American LGBT magazine

OutSmart Magazine, or simply OutSmart, is a monthly publication serving Houston's LGBT community since 1994. Founded by Greg Jeu, the magazine's outreach has exceeded 200,000 and is distributed at over 350 locations in Houston and Galveston, as well as in Austin, Corpus Christi, Dallas, El Paso, and San Antonio. Upon its creation, it was the only local magazine to highlight the society, politics, and culture surrounding the LGBT community in Houston, rather than serving as an entertainment guide; most other publications at that time tended to feature sexually-explicit content and advertisements.

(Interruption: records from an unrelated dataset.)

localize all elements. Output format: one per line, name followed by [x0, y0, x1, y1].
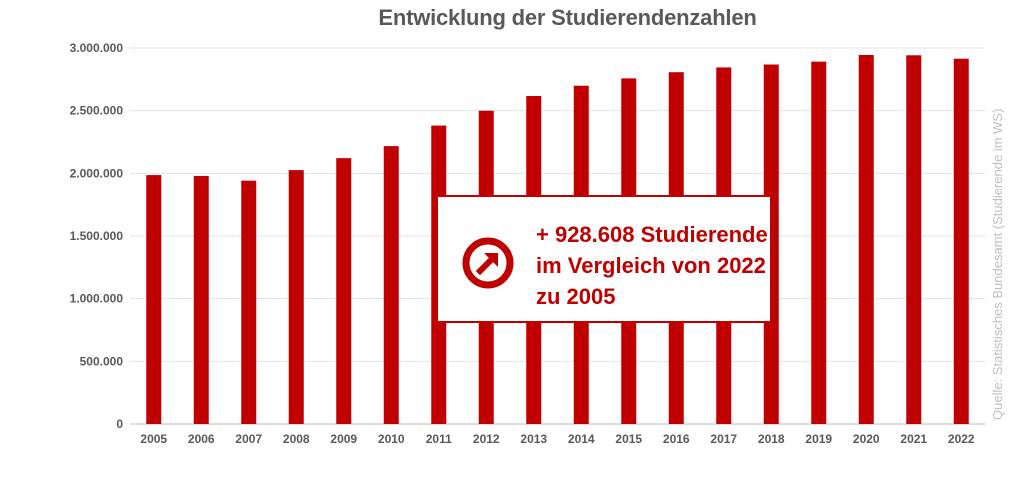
x-tick-label: 2013	[520, 432, 547, 446]
x-tick-label: 2009	[330, 432, 357, 446]
callout-text: + 928.608 Studierende im Vergleich von 2…	[536, 219, 772, 312]
x-tick-label: 2010	[378, 432, 405, 446]
bars	[146, 55, 969, 425]
y-tick-label: 1.000.000	[70, 292, 124, 306]
x-tick-label: 2007	[235, 432, 262, 446]
x-tick-label: 2015	[615, 432, 642, 446]
y-tick-label: 2.000.000	[70, 166, 124, 180]
callout-line-2: im Vergleich von 2022	[536, 253, 766, 278]
x-tick-label: 2012	[473, 432, 500, 446]
bar-2005	[146, 175, 162, 424]
x-tick-label: 2011	[426, 432, 452, 446]
bar-2008	[288, 170, 304, 424]
x-tick-label: 2016	[663, 432, 690, 446]
callout-box: + 928.608 Studierende im Vergleich von 2…	[436, 195, 772, 323]
y-tick-label: 2.500.000	[70, 104, 124, 118]
arrow-up-right-circle-icon	[462, 237, 514, 289]
x-tick-label: 2006	[188, 432, 215, 446]
x-tick-label: 2008	[283, 432, 310, 446]
callout-line-1: + 928.608 Studierende	[536, 222, 768, 247]
x-tick-label: 2014	[568, 432, 595, 446]
x-tick-label: 2018	[758, 432, 785, 446]
chart-title: Entwicklung der Studierendenzahlen	[378, 5, 757, 30]
y-tick-label: 1.500.000	[70, 229, 124, 243]
y-tick-label: 3.000.000	[70, 41, 124, 55]
bar-2019	[811, 61, 827, 425]
bar-2020	[858, 55, 874, 425]
x-tick-label: 2021	[900, 432, 927, 446]
x-tick-label: 2005	[140, 432, 167, 446]
bar-2010	[383, 146, 399, 424]
x-tick-label: 2020	[853, 432, 880, 446]
source-note: Quelle: Statistisches Bundesamt (Studier…	[990, 108, 1005, 420]
y-tick-label: 0	[116, 417, 123, 431]
bar-2009	[336, 158, 352, 425]
x-tick-label: 2017	[710, 432, 737, 446]
bar-2021	[906, 55, 922, 424]
y-tick-label: 500.000	[80, 354, 124, 368]
bar-2006	[193, 175, 209, 424]
x-tick-label: 2022	[948, 432, 975, 446]
x-tick-label: 2019	[805, 432, 832, 446]
bar-2022	[953, 58, 969, 424]
bar-2007	[241, 180, 257, 424]
x-axis-ticks: 2005 2006 2007 2008 2009 2010 2011 2012 2013 2014…	[140, 432, 975, 446]
y-axis-ticks: 0 500.000 1.000.000 1.500.000 2.000.000 2.500…	[70, 41, 124, 431]
callout-line-3: zu 2005	[536, 284, 616, 309]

OutSmart is also certified and verified by the National Gay and Lesbian Chamber of Commerce as an LGBT Business Enterprise and is audited by Verified Audit Circulation.

OutSmart has won numerous accolades, including the Nation's Best Local Gay and Lesbian Magazine by the Vice Versa Gay Press Awards in 1998 and 1999; Best Local Magazine by the Houston Press from 2006 to 2009; and several Lone Star Awards, awarded by the Houston Press Club Association.

In conjunction with the Houston Gay Pride Parade, OutSmart provided the official guide to the event in 2009 and 2010. In October 2010, OutSmart partnered with the Montrose Center to raise awareness about domestic violence within the LGBT community for Domestic Violence Awareness Month.